I have a Flink streaming system where I get click stream data.

data format:

{"uid":"123", "event_type":"view","payload":{"p1":{"price":23}}}
{"uid":"123", "event_type":"view","payload":{"p2":{"price":25}}}
{"uid":"123", "event_type":"a2c","payload":{"p2"}}
{"uid":"123", "event_type":"a2c","payload":{"p1":{}}}

So, here as we see we get two types of events a2c and view. The difference between these two types of events is in view events price is there for all products and in a2c only name is there, price is not there.

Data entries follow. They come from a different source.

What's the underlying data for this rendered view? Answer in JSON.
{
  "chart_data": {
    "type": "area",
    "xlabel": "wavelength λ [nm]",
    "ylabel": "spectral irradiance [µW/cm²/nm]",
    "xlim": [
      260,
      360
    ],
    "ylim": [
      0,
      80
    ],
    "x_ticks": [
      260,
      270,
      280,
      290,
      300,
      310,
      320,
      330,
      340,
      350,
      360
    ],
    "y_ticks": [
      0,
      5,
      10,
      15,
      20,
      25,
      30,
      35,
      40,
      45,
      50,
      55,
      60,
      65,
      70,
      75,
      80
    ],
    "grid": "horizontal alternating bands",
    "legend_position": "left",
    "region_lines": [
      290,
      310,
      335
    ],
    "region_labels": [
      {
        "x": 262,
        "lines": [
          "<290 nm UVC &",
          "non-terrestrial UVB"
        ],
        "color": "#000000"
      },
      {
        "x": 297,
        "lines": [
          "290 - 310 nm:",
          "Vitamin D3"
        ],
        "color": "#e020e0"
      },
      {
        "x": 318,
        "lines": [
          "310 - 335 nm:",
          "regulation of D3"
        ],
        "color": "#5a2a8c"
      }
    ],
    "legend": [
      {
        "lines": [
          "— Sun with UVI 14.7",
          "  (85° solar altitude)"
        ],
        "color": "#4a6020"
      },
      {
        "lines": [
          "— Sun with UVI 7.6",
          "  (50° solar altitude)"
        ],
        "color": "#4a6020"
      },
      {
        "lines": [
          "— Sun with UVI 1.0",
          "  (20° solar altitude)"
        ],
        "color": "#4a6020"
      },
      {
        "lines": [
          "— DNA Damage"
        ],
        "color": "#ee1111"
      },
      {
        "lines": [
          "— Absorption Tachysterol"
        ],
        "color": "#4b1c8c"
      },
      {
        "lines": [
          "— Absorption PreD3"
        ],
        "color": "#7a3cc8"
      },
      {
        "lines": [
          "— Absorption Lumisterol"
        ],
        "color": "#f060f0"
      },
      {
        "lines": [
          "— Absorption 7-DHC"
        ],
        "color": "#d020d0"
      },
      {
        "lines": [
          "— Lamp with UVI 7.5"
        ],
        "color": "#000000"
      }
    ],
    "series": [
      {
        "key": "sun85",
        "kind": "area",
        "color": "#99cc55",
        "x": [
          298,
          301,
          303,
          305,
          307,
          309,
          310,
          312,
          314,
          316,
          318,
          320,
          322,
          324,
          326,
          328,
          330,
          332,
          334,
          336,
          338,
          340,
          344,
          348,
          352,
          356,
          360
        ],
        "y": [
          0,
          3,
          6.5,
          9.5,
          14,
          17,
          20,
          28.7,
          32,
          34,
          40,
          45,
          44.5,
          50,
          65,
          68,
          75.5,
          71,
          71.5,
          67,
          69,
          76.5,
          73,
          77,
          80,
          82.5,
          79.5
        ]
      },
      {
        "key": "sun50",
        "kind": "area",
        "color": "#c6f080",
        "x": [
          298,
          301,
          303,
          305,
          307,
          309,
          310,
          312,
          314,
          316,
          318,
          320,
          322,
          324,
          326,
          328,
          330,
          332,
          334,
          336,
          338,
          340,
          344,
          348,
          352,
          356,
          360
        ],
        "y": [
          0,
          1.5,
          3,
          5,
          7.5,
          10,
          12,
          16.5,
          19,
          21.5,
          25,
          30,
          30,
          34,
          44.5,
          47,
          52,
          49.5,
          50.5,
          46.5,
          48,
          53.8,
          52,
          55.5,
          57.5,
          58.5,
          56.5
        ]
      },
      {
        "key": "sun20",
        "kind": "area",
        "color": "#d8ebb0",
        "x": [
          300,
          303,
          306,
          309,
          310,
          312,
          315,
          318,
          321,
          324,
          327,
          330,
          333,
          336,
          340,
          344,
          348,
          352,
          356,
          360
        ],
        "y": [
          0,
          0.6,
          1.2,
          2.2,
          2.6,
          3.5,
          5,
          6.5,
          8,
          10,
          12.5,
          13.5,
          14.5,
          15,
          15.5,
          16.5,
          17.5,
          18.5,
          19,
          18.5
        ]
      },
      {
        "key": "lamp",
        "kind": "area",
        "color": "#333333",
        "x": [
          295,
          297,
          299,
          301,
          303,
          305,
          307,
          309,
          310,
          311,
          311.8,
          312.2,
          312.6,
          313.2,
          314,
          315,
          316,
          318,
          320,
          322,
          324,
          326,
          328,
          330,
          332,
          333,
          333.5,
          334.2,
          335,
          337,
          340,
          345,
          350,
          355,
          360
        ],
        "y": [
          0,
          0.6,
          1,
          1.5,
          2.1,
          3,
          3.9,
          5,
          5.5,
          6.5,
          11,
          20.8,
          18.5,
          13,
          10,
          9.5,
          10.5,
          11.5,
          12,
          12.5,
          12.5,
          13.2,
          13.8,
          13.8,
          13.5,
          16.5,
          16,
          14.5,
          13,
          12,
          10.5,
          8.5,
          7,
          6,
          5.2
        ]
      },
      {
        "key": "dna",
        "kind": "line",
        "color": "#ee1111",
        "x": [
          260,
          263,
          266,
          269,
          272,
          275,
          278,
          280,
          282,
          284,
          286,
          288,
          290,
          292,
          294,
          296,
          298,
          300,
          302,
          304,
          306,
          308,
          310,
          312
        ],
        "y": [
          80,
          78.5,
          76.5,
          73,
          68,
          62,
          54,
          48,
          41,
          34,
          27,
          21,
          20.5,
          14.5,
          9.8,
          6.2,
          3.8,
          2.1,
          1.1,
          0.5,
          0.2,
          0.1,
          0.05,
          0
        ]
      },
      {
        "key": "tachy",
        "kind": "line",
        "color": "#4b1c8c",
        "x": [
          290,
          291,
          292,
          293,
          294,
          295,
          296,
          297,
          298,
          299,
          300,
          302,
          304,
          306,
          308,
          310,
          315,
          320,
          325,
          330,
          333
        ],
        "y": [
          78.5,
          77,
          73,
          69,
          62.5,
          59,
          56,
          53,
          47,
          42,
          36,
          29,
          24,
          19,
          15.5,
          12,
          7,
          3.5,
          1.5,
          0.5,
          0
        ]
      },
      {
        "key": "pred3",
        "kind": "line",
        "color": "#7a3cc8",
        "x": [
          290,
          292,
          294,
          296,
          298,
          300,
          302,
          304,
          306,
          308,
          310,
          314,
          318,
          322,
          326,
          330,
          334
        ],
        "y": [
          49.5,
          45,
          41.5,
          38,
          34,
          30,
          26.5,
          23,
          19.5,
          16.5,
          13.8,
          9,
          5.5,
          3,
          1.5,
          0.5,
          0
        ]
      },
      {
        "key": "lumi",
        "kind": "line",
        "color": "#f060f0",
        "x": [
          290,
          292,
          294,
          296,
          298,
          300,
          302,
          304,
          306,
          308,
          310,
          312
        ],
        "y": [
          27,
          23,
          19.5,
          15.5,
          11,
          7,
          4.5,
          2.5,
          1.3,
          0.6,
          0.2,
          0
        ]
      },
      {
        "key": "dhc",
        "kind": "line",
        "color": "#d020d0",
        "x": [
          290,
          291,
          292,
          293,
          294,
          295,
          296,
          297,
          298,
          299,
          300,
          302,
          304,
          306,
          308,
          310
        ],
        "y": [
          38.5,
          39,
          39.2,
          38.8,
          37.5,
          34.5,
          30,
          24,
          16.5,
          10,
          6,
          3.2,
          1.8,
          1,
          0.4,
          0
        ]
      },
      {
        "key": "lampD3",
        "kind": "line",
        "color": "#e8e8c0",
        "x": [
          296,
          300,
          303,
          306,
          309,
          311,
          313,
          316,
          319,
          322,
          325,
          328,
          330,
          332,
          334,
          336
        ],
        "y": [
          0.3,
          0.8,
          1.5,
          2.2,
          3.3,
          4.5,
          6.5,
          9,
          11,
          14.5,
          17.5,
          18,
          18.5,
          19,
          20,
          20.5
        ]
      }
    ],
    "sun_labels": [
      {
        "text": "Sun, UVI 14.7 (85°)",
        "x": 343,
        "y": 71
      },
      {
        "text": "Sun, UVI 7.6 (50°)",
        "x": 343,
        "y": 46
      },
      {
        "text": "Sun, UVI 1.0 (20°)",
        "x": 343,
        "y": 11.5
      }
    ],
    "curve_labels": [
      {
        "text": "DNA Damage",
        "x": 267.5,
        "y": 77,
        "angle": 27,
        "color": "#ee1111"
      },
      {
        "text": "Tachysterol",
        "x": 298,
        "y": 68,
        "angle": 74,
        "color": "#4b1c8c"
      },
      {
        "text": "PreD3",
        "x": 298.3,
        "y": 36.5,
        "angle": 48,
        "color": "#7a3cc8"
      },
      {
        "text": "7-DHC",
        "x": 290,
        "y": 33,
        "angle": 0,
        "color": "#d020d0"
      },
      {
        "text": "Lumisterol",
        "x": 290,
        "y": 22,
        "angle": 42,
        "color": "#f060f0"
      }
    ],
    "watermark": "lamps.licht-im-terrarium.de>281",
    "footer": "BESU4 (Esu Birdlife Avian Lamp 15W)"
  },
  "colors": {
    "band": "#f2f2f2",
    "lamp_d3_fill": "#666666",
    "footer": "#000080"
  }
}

What I want to achieve is create a consolidated payload out of all the events for a 10 mins window. Also enrich the payloads of a2c by getting price information from its corresponding view event.

consolidated payload once window finishes for each uid:

{
    "uid":"123",
    "all":[
        {"event_type":"view", "payload":{"p1":{"price":23}}},
        {"event_type":"view","payload":{"p2":{"price":25}}},
        {"event_type":"a2c","payload":{"p2":{"price":25}}},
        {"event_type":"a2c","payload":{"p1":{"price":23}}}
    ],
   "total":4
}

How can I achieve this ? Basically I have to maintain a state of all the view events in the window and then once I get the a2c event I have to fetch the price from the state. I am not asking for any working solution, just how to maintain the state of all the view events in the window. Also I have some custom Reduce operations.

events.keyBy("uid").window(..).reduce(new ReduceCustomFun(..)).uid("..").name("..");

in the ReduceCustomFun: I am joining 2 events data into the list.

1

1 Answers

0
votes

The easiest thing to do would be to use a ProcessWindowFunction that does all of the window processing at the end of each 10 minute window. Then you would have an Iterable containing all of the events (for a given uid) from which to create the consolidated report, and you wouldn't have to concern yourself with maintaining any state.